The divine acts, which ruin our plans, go beyond either hope or despair. Thus it is with each of Jesus’ interventions in our personal life. Every one of them makes something explode, but also makes flight possible. Jesus won’t fit into any of our plans. His presence, His word, break every bound.

(A Monk of the Eastern Church, Jesus, a Dialogue with the Savior, pp. 19-20)

Holy Myrrhbearing Women

As the true friends of the Creator were saying this,

Mary, who was following, said,

“Initiates of the Lord and his truly fervent lovers, do not think like this;

but be patient, do not lose heart.

For what has happened was a dispensation,

so that women, as those who were the first to fall,

might be the first to see the risen One.

He wishes to grant to us who mourn the grace of his ‘Rejoice!’,

he who grants resurrection to the fallen.”

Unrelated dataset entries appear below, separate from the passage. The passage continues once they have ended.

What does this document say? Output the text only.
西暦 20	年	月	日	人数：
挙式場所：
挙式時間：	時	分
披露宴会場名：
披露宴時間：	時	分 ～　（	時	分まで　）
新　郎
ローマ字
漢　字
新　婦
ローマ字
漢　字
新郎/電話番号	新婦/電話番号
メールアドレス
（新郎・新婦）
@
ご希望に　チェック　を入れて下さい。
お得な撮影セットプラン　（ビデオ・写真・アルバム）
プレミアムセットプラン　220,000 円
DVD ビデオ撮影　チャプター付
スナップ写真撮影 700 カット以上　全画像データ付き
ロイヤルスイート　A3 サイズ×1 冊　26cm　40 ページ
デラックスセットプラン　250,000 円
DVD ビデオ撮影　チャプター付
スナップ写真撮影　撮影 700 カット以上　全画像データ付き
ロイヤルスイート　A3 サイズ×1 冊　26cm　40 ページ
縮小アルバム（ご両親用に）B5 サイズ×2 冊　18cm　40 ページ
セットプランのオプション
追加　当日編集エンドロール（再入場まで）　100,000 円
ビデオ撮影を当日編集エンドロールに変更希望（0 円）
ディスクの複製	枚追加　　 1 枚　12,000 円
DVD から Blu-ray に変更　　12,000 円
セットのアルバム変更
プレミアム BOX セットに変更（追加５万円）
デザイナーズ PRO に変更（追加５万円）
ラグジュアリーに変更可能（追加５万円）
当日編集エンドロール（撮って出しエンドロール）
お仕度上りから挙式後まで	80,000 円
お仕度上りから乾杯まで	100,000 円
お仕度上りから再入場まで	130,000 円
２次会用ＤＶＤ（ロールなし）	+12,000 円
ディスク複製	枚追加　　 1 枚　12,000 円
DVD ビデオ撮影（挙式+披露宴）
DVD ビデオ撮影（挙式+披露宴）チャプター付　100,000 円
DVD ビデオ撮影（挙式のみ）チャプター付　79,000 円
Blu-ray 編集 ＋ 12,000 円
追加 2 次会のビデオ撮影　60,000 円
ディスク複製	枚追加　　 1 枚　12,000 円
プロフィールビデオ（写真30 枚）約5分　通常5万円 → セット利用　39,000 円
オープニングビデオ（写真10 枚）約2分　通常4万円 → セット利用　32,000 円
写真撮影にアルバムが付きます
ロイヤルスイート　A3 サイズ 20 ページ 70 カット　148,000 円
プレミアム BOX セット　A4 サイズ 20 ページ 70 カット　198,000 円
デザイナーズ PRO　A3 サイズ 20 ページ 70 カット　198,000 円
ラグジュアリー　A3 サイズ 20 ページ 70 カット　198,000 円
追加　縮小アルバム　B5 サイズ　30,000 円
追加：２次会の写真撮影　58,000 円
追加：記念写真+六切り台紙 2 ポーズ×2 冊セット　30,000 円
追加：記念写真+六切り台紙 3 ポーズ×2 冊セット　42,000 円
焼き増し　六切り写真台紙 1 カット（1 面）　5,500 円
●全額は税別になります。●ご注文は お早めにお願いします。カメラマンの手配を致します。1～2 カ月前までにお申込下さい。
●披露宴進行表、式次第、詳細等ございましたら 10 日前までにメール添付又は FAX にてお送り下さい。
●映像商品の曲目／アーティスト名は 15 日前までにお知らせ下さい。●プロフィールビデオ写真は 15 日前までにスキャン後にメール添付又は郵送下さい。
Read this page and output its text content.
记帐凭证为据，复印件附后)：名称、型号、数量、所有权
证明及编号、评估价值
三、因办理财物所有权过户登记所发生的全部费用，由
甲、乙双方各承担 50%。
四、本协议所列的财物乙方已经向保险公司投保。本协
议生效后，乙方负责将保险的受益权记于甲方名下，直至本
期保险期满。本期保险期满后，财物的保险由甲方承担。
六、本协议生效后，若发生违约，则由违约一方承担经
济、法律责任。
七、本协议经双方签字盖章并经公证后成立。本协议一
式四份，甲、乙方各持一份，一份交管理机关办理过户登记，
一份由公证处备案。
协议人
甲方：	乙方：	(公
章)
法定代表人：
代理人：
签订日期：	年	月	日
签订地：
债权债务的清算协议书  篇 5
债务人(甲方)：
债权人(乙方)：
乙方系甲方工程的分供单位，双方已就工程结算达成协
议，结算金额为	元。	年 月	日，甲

On the Life of Christ: Kontakia, p. 170)

Frequently, the Patristic writers see the Gospel events as an “undoing” of the Fall of Eve and Adam.  In the poem above, St. Romanos the Melodist, explains  that the Women Disciples of the Lord learn about the resurrection before the chosen Apostles so that woman would be given the opportunity to “reverse the curse”.  Eve fell before Adam, but now the women get to share the Good News with the men.  All sin is forgiven in the resurrection as humans are put on the path to the Kingdom of God and allowed to enter into Paradise again.